Gartner vice president Avivah Litan said at least three banks were struck in the past few months using "low-powered" distributed denial-of-service (DDoS) attacks meant to divert the attention and resources of banks away from fraudulent wire transfers simultaneously occurring.
The loses “added up to millions [lost] across the three banks", she said.
"It was a stealth, low-powered DDoS attack, meaning it wasn't something that knocked their website down for hours."
The attack against the wire payment switch -- a system that manages and executes wire transfers at banks -- could have resulted in even far greater loses, Litan said.
It differed from traditional attacks which typically took aim at customer computers to steal banking credentials such as login information and card numbers.

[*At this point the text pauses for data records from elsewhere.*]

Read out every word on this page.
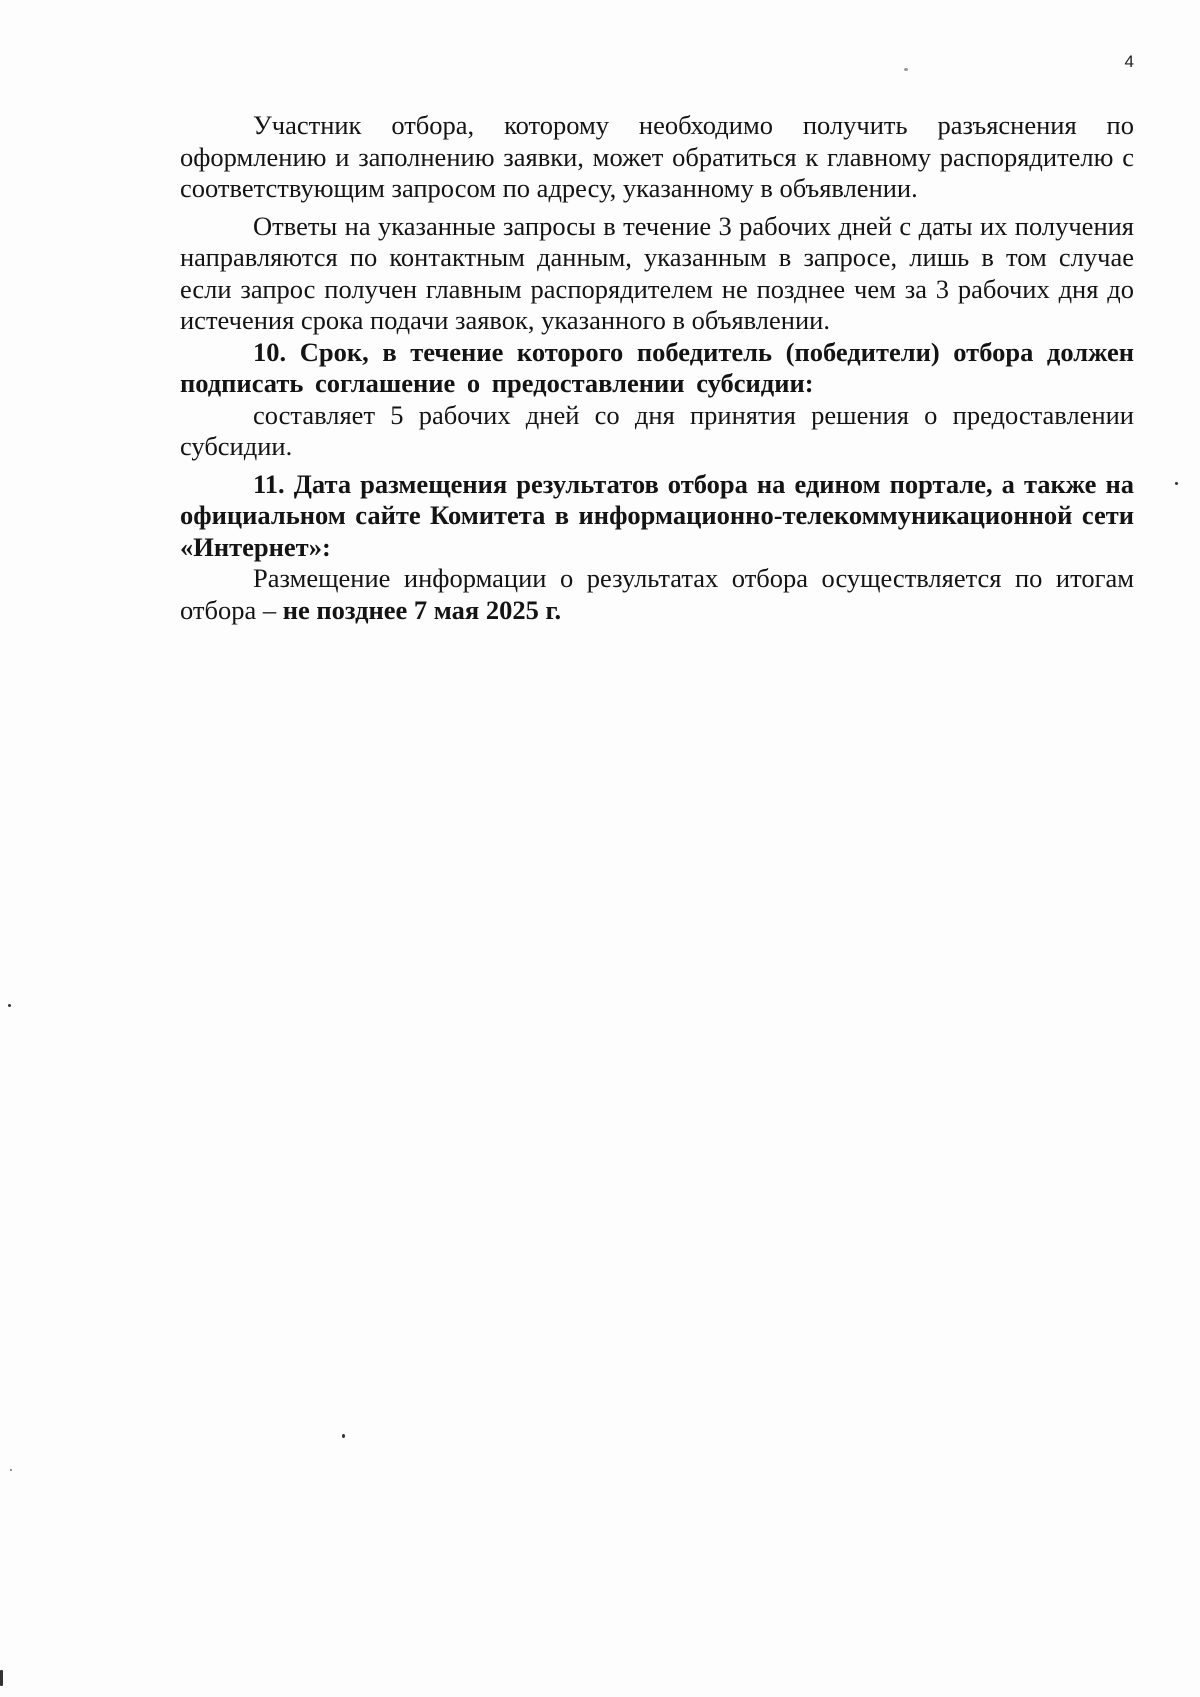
4

Участник отбора, которому необходимо получить разъяснения по оформлению и заполнению заявки, может обратиться к главному распорядителю с соответствующим запросом по адресу, указанному в объявлении.

Ответы на указанные запросы в течение 3 рабочих дней с даты их получения направляются по контактным данным, указанным в запросе, лишь в том случае если запрос получен главным распорядителем не позднее чем за 3 рабочих дня до истечения срока подачи заявок, указанного в объявлении.

10. Срок, в течение которого победитель (победители) отбора должен подписать соглашение о предоставлении субсидии:

составляет 5 рабочих дней со дня принятия решения о предоставлении субсидии.

11. Дата размещения результатов отбора на едином портале, а также на официальном сайте Комитета в информационно-телекоммуникационной сети «Интернет»:

Размещение информации о результатах отбора осуществляется по итогам отбора – не позднее 7 мая 2025 г.
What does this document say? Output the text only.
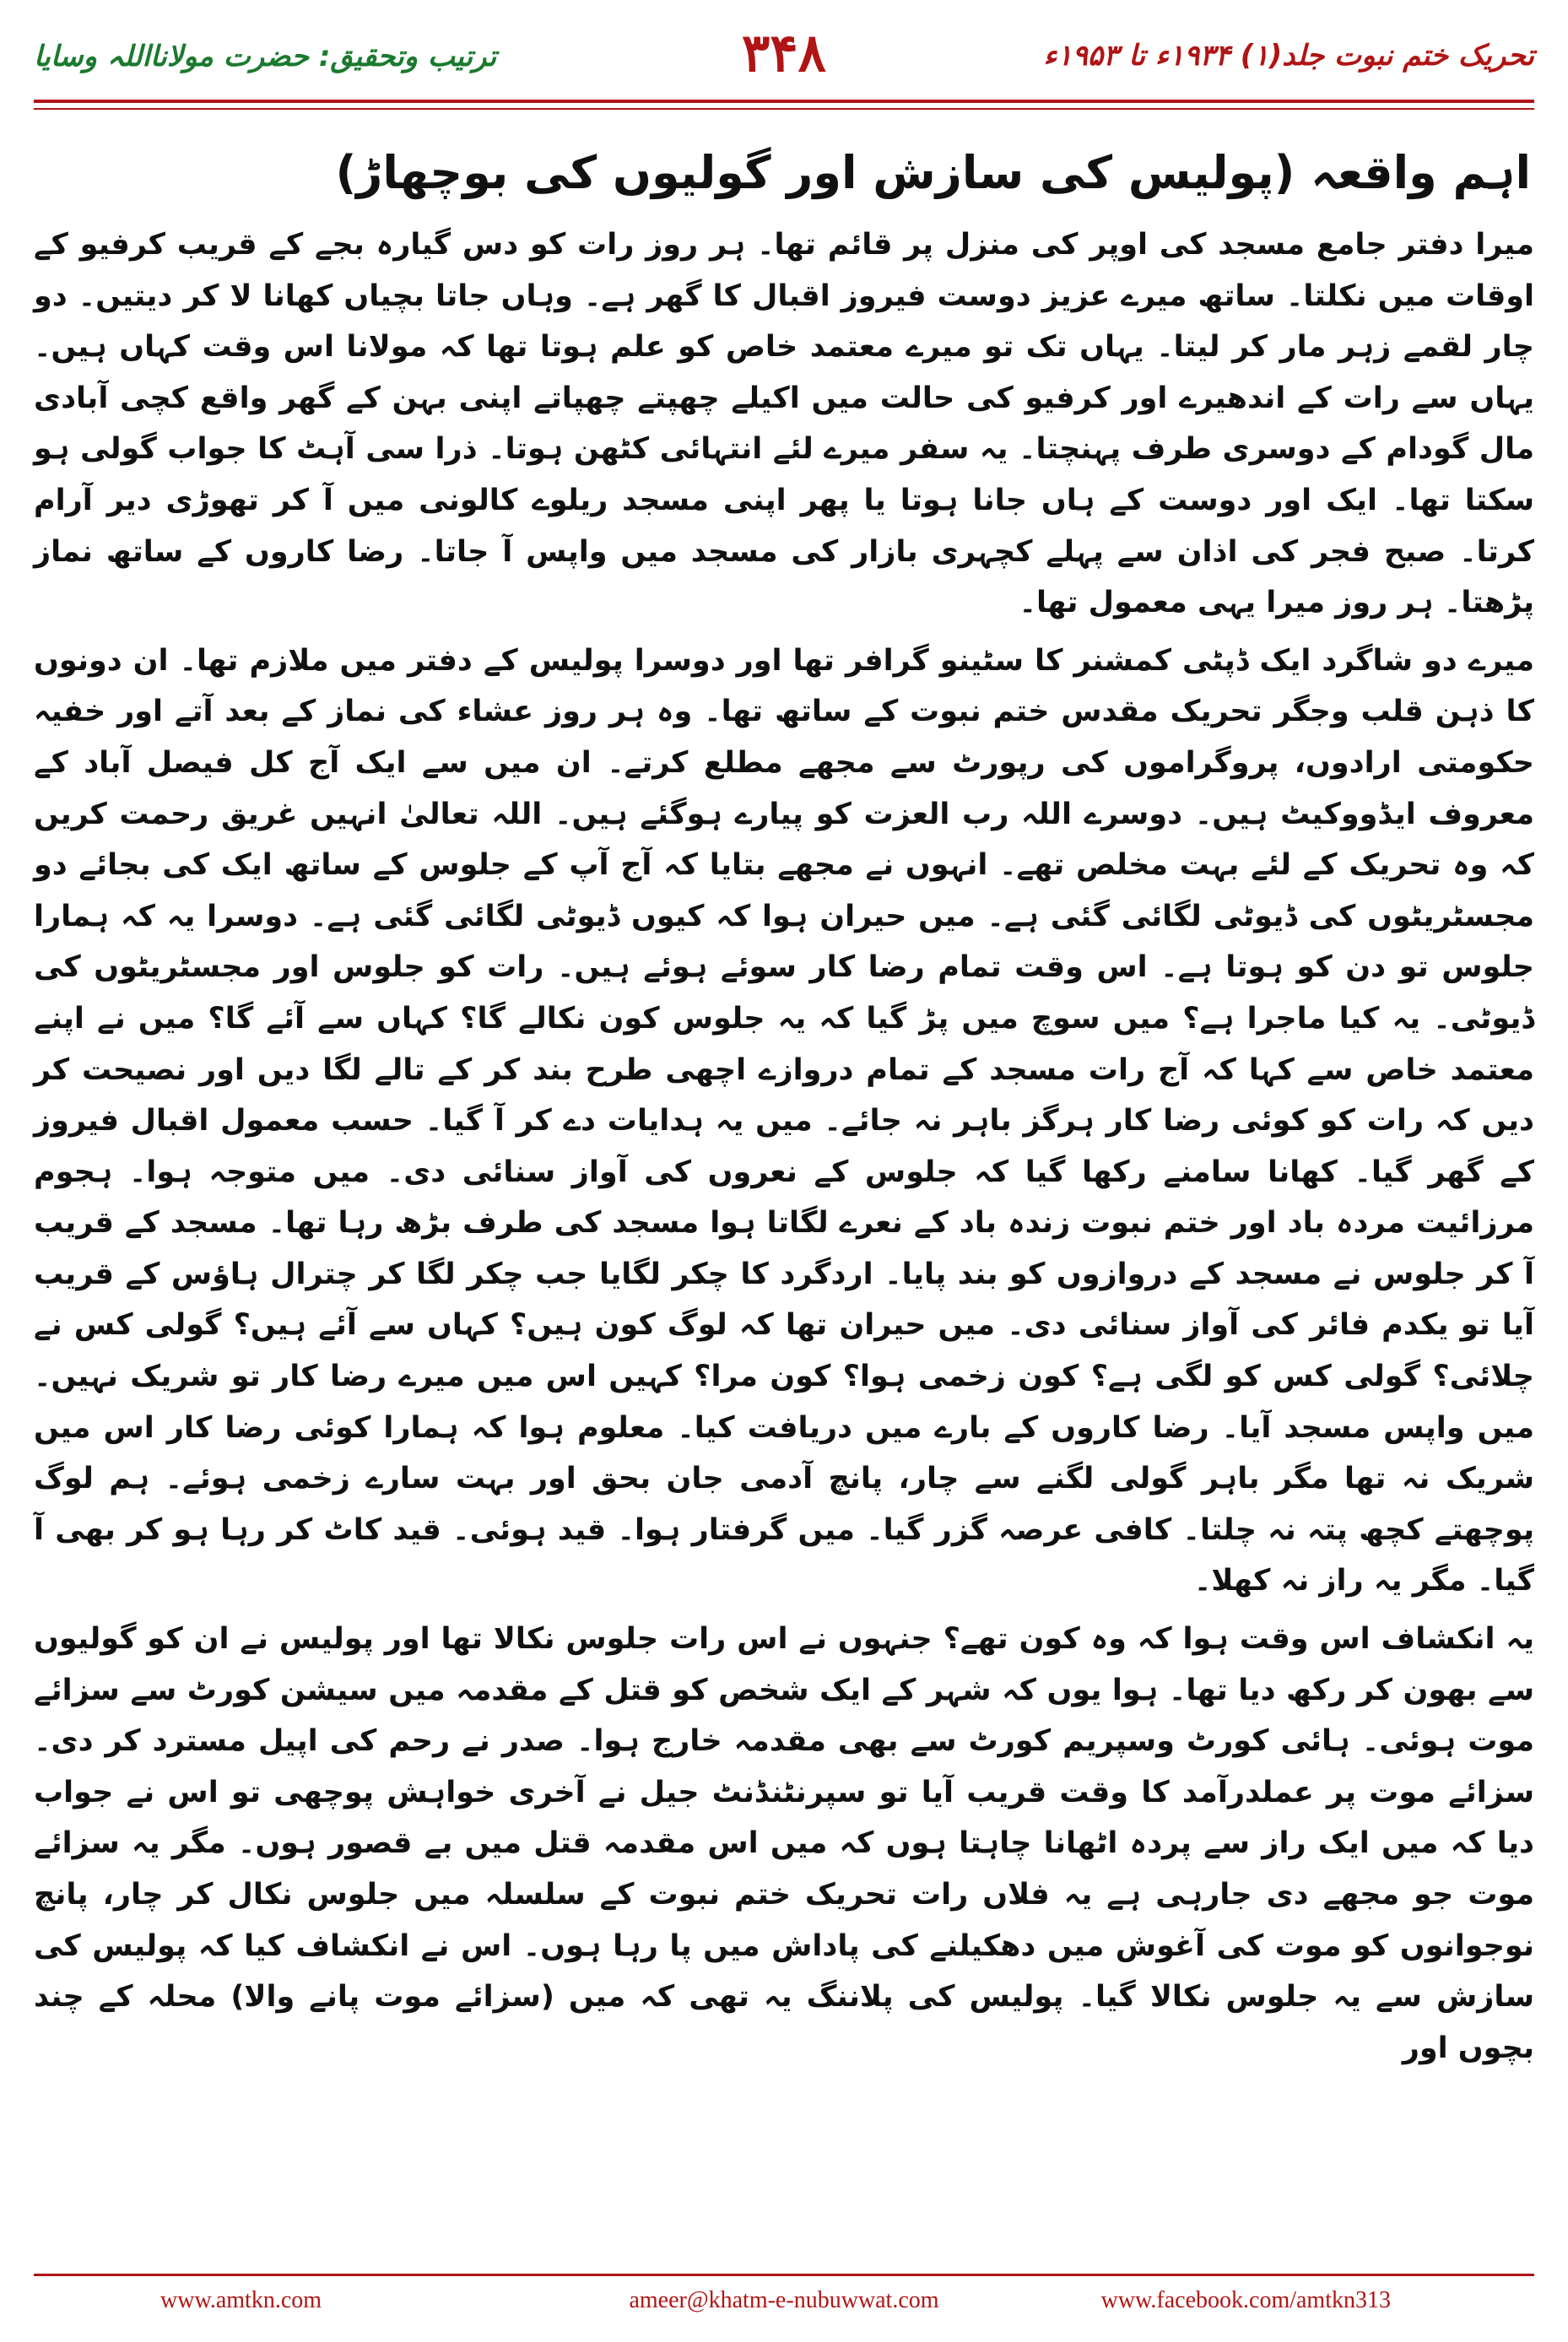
ترتیب وتحقیق: حضرت مولانااللہ وسایا	۳۴۸	تحریک ختم نبوت جلد(۱) ۱۹۳۴ء تا ۱۹۵۳ء
اہم واقعہ (پولیس کی سازش اور گولیوں کی بوچھاڑ)

میرا دفتر جامع مسجد کی اوپر کی منزل پر قائم تھا۔ ہر روز رات کو دس گیارہ بجے کے قریب کرفیو کے اوقات میں نکلتا۔ ساتھ میرے عزیز دوست فیروز اقبال کا گھر ہے۔ وہاں جاتا بچیاں کھانا لا کر دیتیں۔ دو چار لقمے زہر مار کر لیتا۔ یہاں تک تو میرے معتمد خاص کو علم ہوتا تھا کہ مولانا اس وقت کہاں ہیں۔ یہاں سے رات کے اندھیرے اور کرفیو کی حالت میں اکیلے چھپتے چھپاتے اپنی بہن کے گھر واقع کچی آبادی مال گودام کے دوسری طرف پہنچتا۔ یہ سفر میرے لئے انتہائی کٹھن ہوتا۔ ذرا سی آہٹ کا جواب گولی ہو سکتا تھا۔ ایک اور دوست کے ہاں جانا ہوتا یا پھر اپنی مسجد ریلوے کالونی میں آ کر تھوڑی دیر آرام کرتا۔ صبح فجر کی اذان سے پہلے کچہری بازار کی مسجد میں واپس آ جاتا۔ رضا کاروں کے ساتھ نماز پڑھتا۔ ہر روز میرا یہی معمول تھا۔

میرے دو شاگرد ایک ڈپٹی کمشنر کا سٹینو گرافر تھا اور دوسرا پولیس کے دفتر میں ملازم تھا۔ ان دونوں کا ذہن قلب وجگر تحریک مقدس ختم نبوت کے ساتھ تھا۔ وہ ہر روز عشاء کی نماز کے بعد آتے اور خفیہ حکومتی ارادوں، پروگراموں کی رپورٹ سے مجھے مطلع کرتے۔ ان میں سے ایک آج کل فیصل آباد کے معروف ایڈووکیٹ ہیں۔ دوسرے اللہ رب العزت کو پیارے ہوگئے ہیں۔ اللہ تعالیٰ انہیں غریق رحمت کریں کہ وہ تحریک کے لئے بہت مخلص تھے۔ انہوں نے مجھے بتایا کہ آج آپ کے جلوس کے ساتھ ایک کی بجائے دو مجسٹریٹوں کی ڈیوٹی لگائی گئی ہے۔ میں حیران ہوا کہ کیوں ڈیوٹی لگائی گئی ہے۔ دوسرا یہ کہ ہمارا جلوس تو دن کو ہوتا ہے۔ اس وقت تمام رضا کار سوئے ہوئے ہیں۔ رات کو جلوس اور مجسٹریٹوں کی ڈیوٹی۔ یہ کیا ماجرا ہے؟ میں سوچ میں پڑ گیا کہ یہ جلوس کون نکالے گا؟ کہاں سے آئے گا؟ میں نے اپنے معتمد خاص سے کہا کہ آج رات مسجد کے تمام دروازے اچھی طرح بند کر کے تالے لگا دیں اور نصیحت کر دیں کہ رات کو کوئی رضا کار ہرگز باہر نہ جائے۔ میں یہ ہدایات دے کر آ گیا۔ حسب معمول اقبال فیروز کے گھر گیا۔ کھانا سامنے رکھا گیا کہ جلوس کے نعروں کی آواز سنائی دی۔ میں متوجہ ہوا۔ ہجوم مرزائیت مردہ باد اور ختم نبوت زندہ باد کے نعرے لگاتا ہوا مسجد کی طرف بڑھ رہا تھا۔ مسجد کے قریب آ کر جلوس نے مسجد کے دروازوں کو بند پایا۔ اردگرد کا چکر لگایا جب چکر لگا کر چترال ہاؤس کے قریب آیا تو یکدم فائر کی آواز سنائی دی۔ میں حیران تھا کہ لوگ کون ہیں؟ کہاں سے آئے ہیں؟ گولی کس نے چلائی؟ گولی کس کو لگی ہے؟ کون زخمی ہوا؟ کون مرا؟ کہیں اس میں میرے رضا کار تو شریک نہیں۔ میں واپس مسجد آیا۔ رضا کاروں کے بارے میں دریافت کیا۔ معلوم ہوا کہ ہمارا کوئی رضا کار اس میں شریک نہ تھا مگر باہر گولی لگنے سے چار، پانچ آدمی جان بحق اور بہت سارے زخمی ہوئے۔ ہم لوگ پوچھتے کچھ پتہ نہ چلتا۔ کافی عرصہ گزر گیا۔ میں گرفتار ہوا۔ قید ہوئی۔ قید کاٹ کر رہا ہو کر بھی آ گیا۔ مگر یہ راز نہ کھلا۔

یہ انکشاف اس وقت ہوا کہ وہ کون تھے؟ جنہوں نے اس رات جلوس نکالا تھا اور پولیس نے ان کو گولیوں سے بھون کر رکھ دیا تھا۔ ہوا یوں کہ شہر کے ایک شخص کو قتل کے مقدمہ میں سیشن کورٹ سے سزائے موت ہوئی۔ ہائی کورٹ وسپریم کورٹ سے بھی مقدمہ خارج ہوا۔ صدر نے رحم کی اپیل مسترد کر دی۔ سزائے موت پر عملدرآمد کا وقت قریب آیا تو سپرنٹنڈنٹ جیل نے آخری خواہش پوچھی تو اس نے جواب دیا کہ میں ایک راز سے پردہ اٹھانا چاہتا ہوں کہ میں اس مقدمہ قتل میں بے قصور ہوں۔ مگر یہ سزائے موت جو مجھے دی جارہی ہے یہ فلاں رات تحریک ختم نبوت کے سلسلہ میں جلوس نکال کر چار، پانچ نوجوانوں کو موت کی آغوش میں دھکیلنے کی پاداش میں پا رہا ہوں۔ اس نے انکشاف کیا کہ پولیس کی سازش سے یہ جلوس نکالا گیا۔ پولیس کی پلاننگ یہ تھی کہ میں (سزائے موت پانے والا) محلہ کے چند بچوں اور

www.amtkn.com	ameer@khatm-e-nubuwwat.com	www.facebook.com/amtkn313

While it was unclear how the attackers gained access to the wire payment switch, fraudsters could have targeted bank staff with phishing emails to plant malware on bank computers.
RSA researcher Limor Kessem said she had not seen the wire payment switch attacks in the wild, but the company had received reports of the attacks from customers.
"The service portal is down, the bank is losing money and reliability, and the security team is juggling the priorities of what to fix first," she said.
"That's when the switch attack – which is very rare because those systems are not easily compromised [and require] high-privilege level in a more advanced persistent threat style case – takes place."
Litan declined to name the victim banks but said that the attacks did not appear linked to recent hacktivist-launched DDoS attacks against US banks since they were entirely financially driven.
Researchers at Dell SecureWorks in April detailed how DDoS attacks were used as a cover for fraudulent attacks against banks.
The researchers said fraudsters were using Dirt Jumper, a $200 crimeware kit that launches DDoS attacks, to draw bank employees' attention away from fraudulent wire and ACH transactions ranging from $180,000 to $2.1 million in attempted transfers.
Last September, the FBI, Financial Services Information Sharing and Analysis Center, and the Internet Crime Complaint Center, issued a joint alert about the Dirt Jumper crimeware kit being used to prevent bank staff from identifying fraudulent transactions.
In the alert, the organisations said criminals used phishing emails to lure bank employees' into installing remote access trojans and keystroke loggers that stole their credentials.
In some incidents, attackers who gained the credentials of multiple employees were able to obtain privileged access rights and “handle all aspects of a wire transaction, including the approval,” the alert said – a feat that sounds daringly similar to recent attacks on the wire hub at banks.
“In at least one instance, actors browsed through multiple accounts, apparently selecting the accounts with the largest balance."
Litan suggested that financial institutions "slow down" their money transfer system when experiencing DDoS attacks in order to minimise the impact of such threats.